Ayres sees things differently, comparing the classroom to the opera hall, the jury box, or the church pew. He asks, "Will the lure of technological stimulation someday overwhelm current mores about paying attention in those places too?" He also says that he recognizes that there are other ways for the students to zone out in his class. Is there really any way he could hope to control all the students who are doodling or finishing the crossword puzzle? Ayres told the Times that he recognizes this, "But not all activities are equally addictive. I should know. I may be the only law professor to have asked for cybersitter filtering software to keep me from surfing the Web too much at my office."

Ayres is not without his support either. After an article appeared in the New Haven Register entitled "Laptop surfing ban irks Yalies," one reader, Jack Sheehan, responded with his opinion at the Register's web site. Sheehan asked that Ayres continue his efforts "to restore decorum" and went on to say, "Continuing to accommodate the capricious behavior of today's students can only lead to the decline in society we see today. A lawyer filling the office of President of the United States lying, under oath, in a court of Law, and no one is outraged. Baseball players spitting in the faces of umpires and nothing happens. How can we expect young people to act in a manner befitting their place in our community if all they have are these examples." The following commenter, a member of the Class of 2002 who was directly affected by the ban, responded by saying he did not "understand the correlation between lying while under oath and surfing the Internet during class" and saying that he too was offended by the ban's paternalism.

New Haven community members also had the opportunity to respond to the article about Ayres's ban online on a message board called "Soundoff: Is the Yale professor right to limit the use of laptops in his classroom?" Community response ranged from "If they want to play games on their laptops and pay $30,000 and waste their education, that's their prerogative" to "Professor Ayres is absolutely right.
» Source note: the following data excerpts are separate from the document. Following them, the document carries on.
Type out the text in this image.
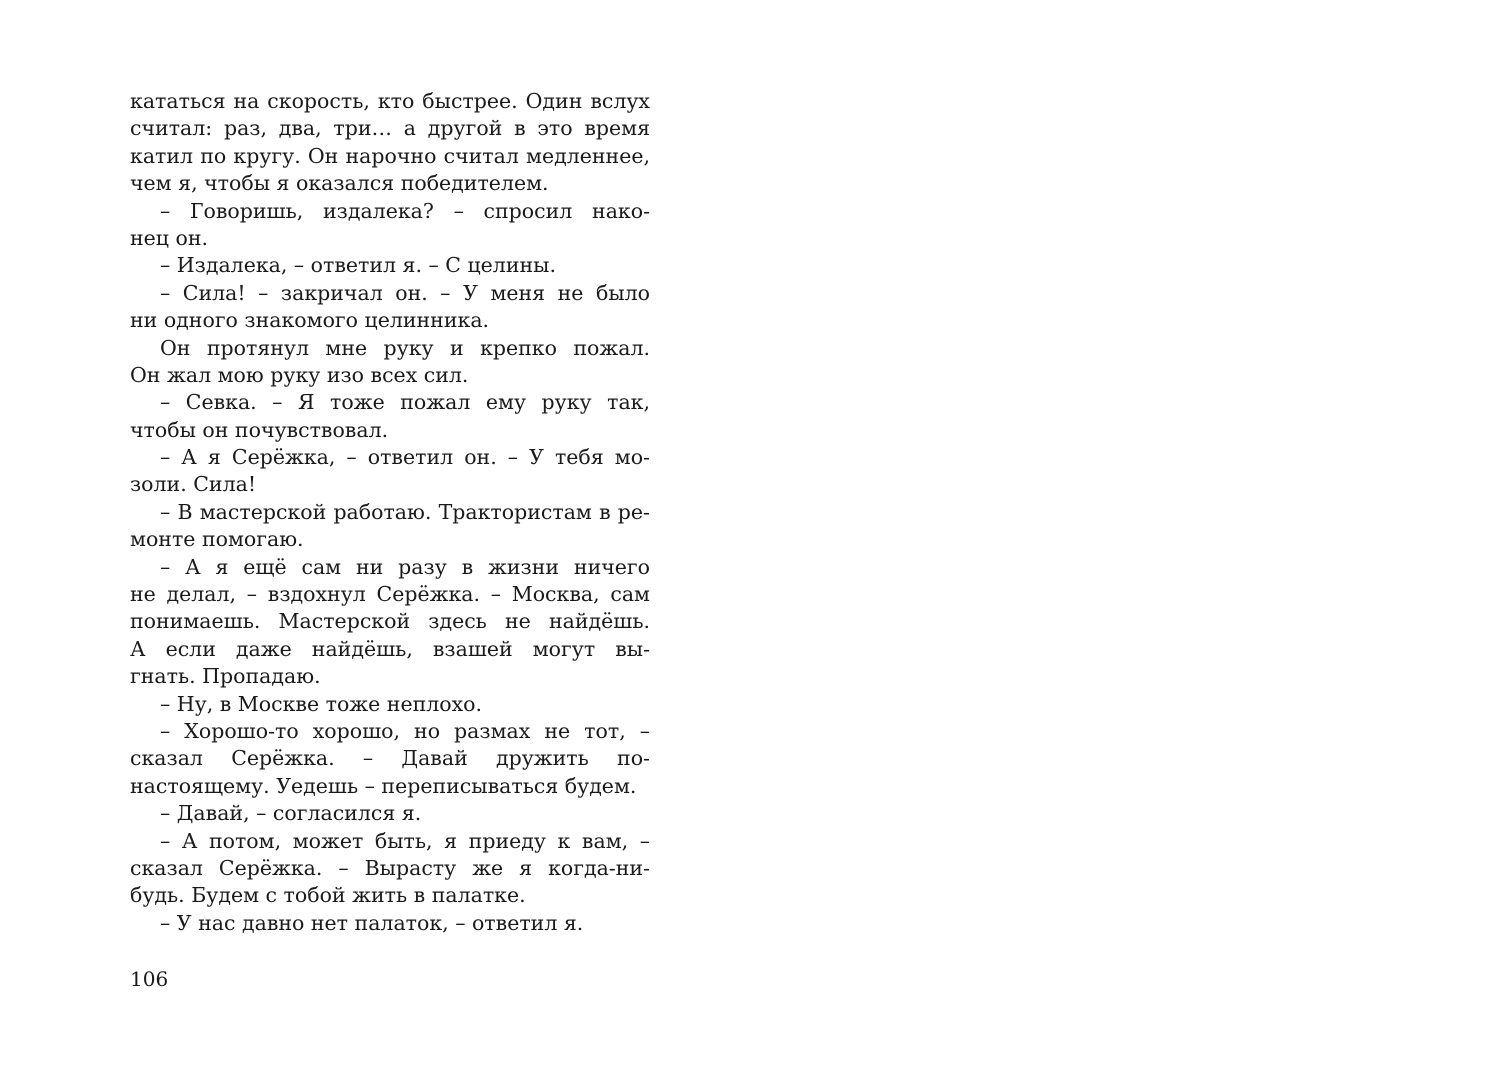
кататься на скорость, кто быстрее. Один вслух
считал: раз, два, три… а другой в это время
катил по кругу. Он нарочно считал медленнее,
чем я, чтобы я оказался победителем.
– Говоришь, издалека? – спросил нако-
нец он.
– Издалека, – ответил я. – С целины.
– Сила! – закричал он. – У меня не было
ни одного знакомого целинника.
Он протянул мне руку и крепко пожал.
Он жал мою руку изо всех сил.
– Севка. – Я тоже пожал ему руку так,
чтобы он почувствовал.
– А я Серёжка, – ответил он. – У тебя мо-
золи. Сила!
– В мастерской работаю. Трактористам в ре-
монте помогаю.
– А я ещё сам ни разу в жизни ничего
не делал, – вздохнул Серёжка. – Москва, сам
понимаешь. Мастерской здесь не найдёшь.
А если даже найдёшь, взашей могут вы-
гнать. Пропадаю.
– Ну, в Москве тоже неплохо.
– Хорошо-то хорошо, но размах не тот, –
сказал Серёжка. – Давай дружить по-
настоящему. Уедешь – переписываться будем.
– Давай, – согласился я.
– А потом, может быть, я приеду к вам, –
сказал Серёжка. – Вырасту же я когда-ни-
будь. Будем с тобой жить в палатке.
– У нас давно нет палаток, – ответил я.
106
The world must be coming to an end when clueless, undisciplined punks have infiltrated a place like Yale. Is it too much to ask to listen to the professor?" The majority of the remarks left on the message board supported Professor Ayres ban.

Sara, another student at Acadia University who uses her university-provided laptop to instant message his friends in class daily says that she feels in-class internet use will only become more common. "With wireless Internet appearing everywhere, I am sure that this is going to be the wave of the future. I can't imagine any professor banning it. They provide the service for us. Our school even hands out the computers. Why would a school install online capabilities in classrooms if they did not want students to have the option of going online during class?"

Ayres is nevertheless holding firm, continuing his ban up until he took a leave of absence for this semester. He told the Register that he is considering allowing surfing in the last row something like "a smoking section." A memo he passed around to other faculty has also convinced "one or two of them to adopt the same rule."